Bruce Reilly and Troy Davis
I frequently make the case that technology and social media have propagated, and with the possibility of anonymity, even encouraged racist behavior. We see it every day in trending topics on Twitter or read about it on websites like But something else that technology has provided is the ability to see, without looking very hard, the color of justice. The unjust execution of Troy Anthony Davis, who was convicted of killing a Savannah police officer over two decades ago but maintained his innocence until his dying moment, brings to the forefront the racial inequity that is sewn irreversibly into the moral fabric of this countries value system.  
This morning I came across the story of Bruce Reilly. Reilly is a White man from Rhode Island who in 1992 pled guilty to murdering a community college professor and served only 12 years of his 20-year sentence.  He is now a first year student at Tulane Law School, an advocate and a writer. Reilly works to help formerly incarcerated people readjust and find jobs once they’re released.  This is good. Reilly committed a crime, pled guilty, rehabilitated himself (whatever that means) and is now pursuing his dreams of becoming an attorney. Great!

What is not great about this is the precarious inequality of racial bias between the two cases that is being permitted under the pretext of state-based legislation.  Reilly’s guilty plea meant little effort for the prosecution in Rhode Island to surface evidence or determine culpability.  The evidence against Davis was suspicious and with seven of the ten witnesses recanting or changing their stories more time should have been spent reevaluating the case. All evidence aside I acknowledge that these are two different cases in two different states with two different sets of circumstances but the indication here is that state based laws that unfairly target people of color need to be harshly reexamined in an effort to form collective judicial parity. What if Reilly had been a Black man living in Georgia at the time of his crime? Would he have faced the death penalty? If Davis were White in Rhode Island, would he still be alive? States should be able to maintain their legal and judicial autonomy but delivering harsher sentences for felons based on race under the pretext of state-based legislation is unconstitutional.

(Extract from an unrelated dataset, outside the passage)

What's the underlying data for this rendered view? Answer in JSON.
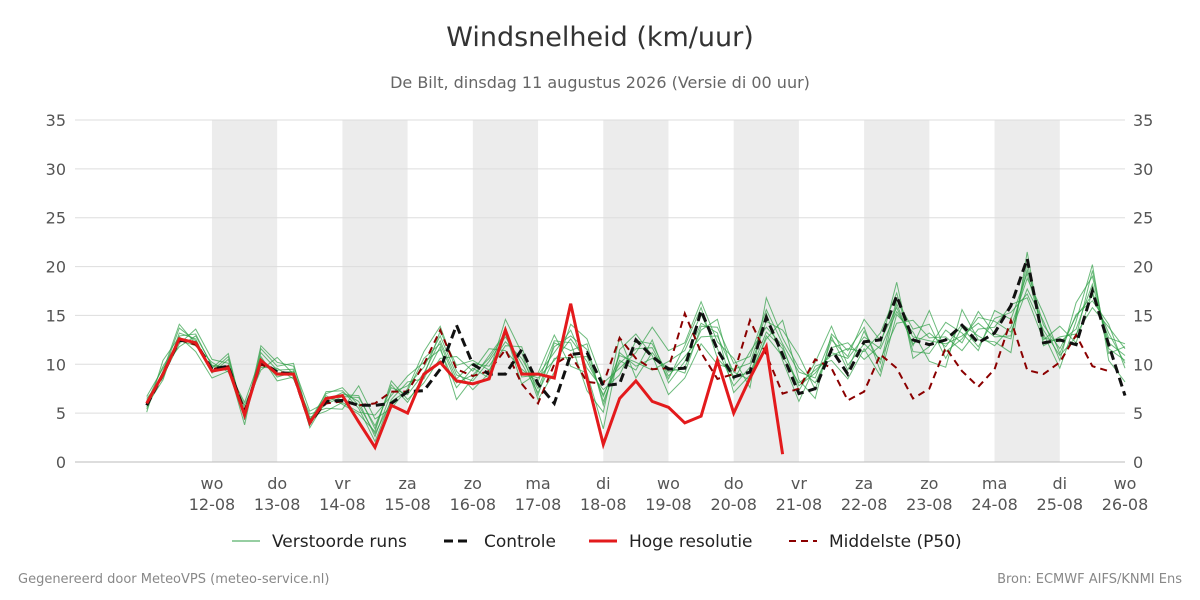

Troy Davis may or may not have committed murder. Bruce Reilly definitely committed murder. Davis is dead; Reilly is studying law at Tulane University. Davis was a Black man, Reilly is White.  I am not a legal professional but as an activist, communicator and concerned citizen I see there is a severe imbalance in the American justice system, one that has been in place for far too long and that continues to devalue the lives of marginalized people like Troy Davis. 

Any person with internet access and a desire to read can see these same imbalances everyday online. We have been given access to view, almost unrestrictedly, the unjustifiable way in which Black and Brown people suffer disproportionally harsher sentences than our White counterparts.  The most severe of these are instances like Oscar Grant and Sean Bell where Black and Brown men are executed, on the spot, no trial, and no jury – just death. 

What can you do? Advocate. Share stories like this through your social networks, sign petitions, write to your state representatives asking for fair and balanced laws that determine guilt based on evidence not on race. All of the bureaucracy aside this case collectively forged a virtual stance of solidarity between people from all over the globe which is great because we are all responsible for each other as brothers and sisters of the human race. It is important to remember that no one individual is entirely exempt from injustice - we can all fall victim to an unjust system.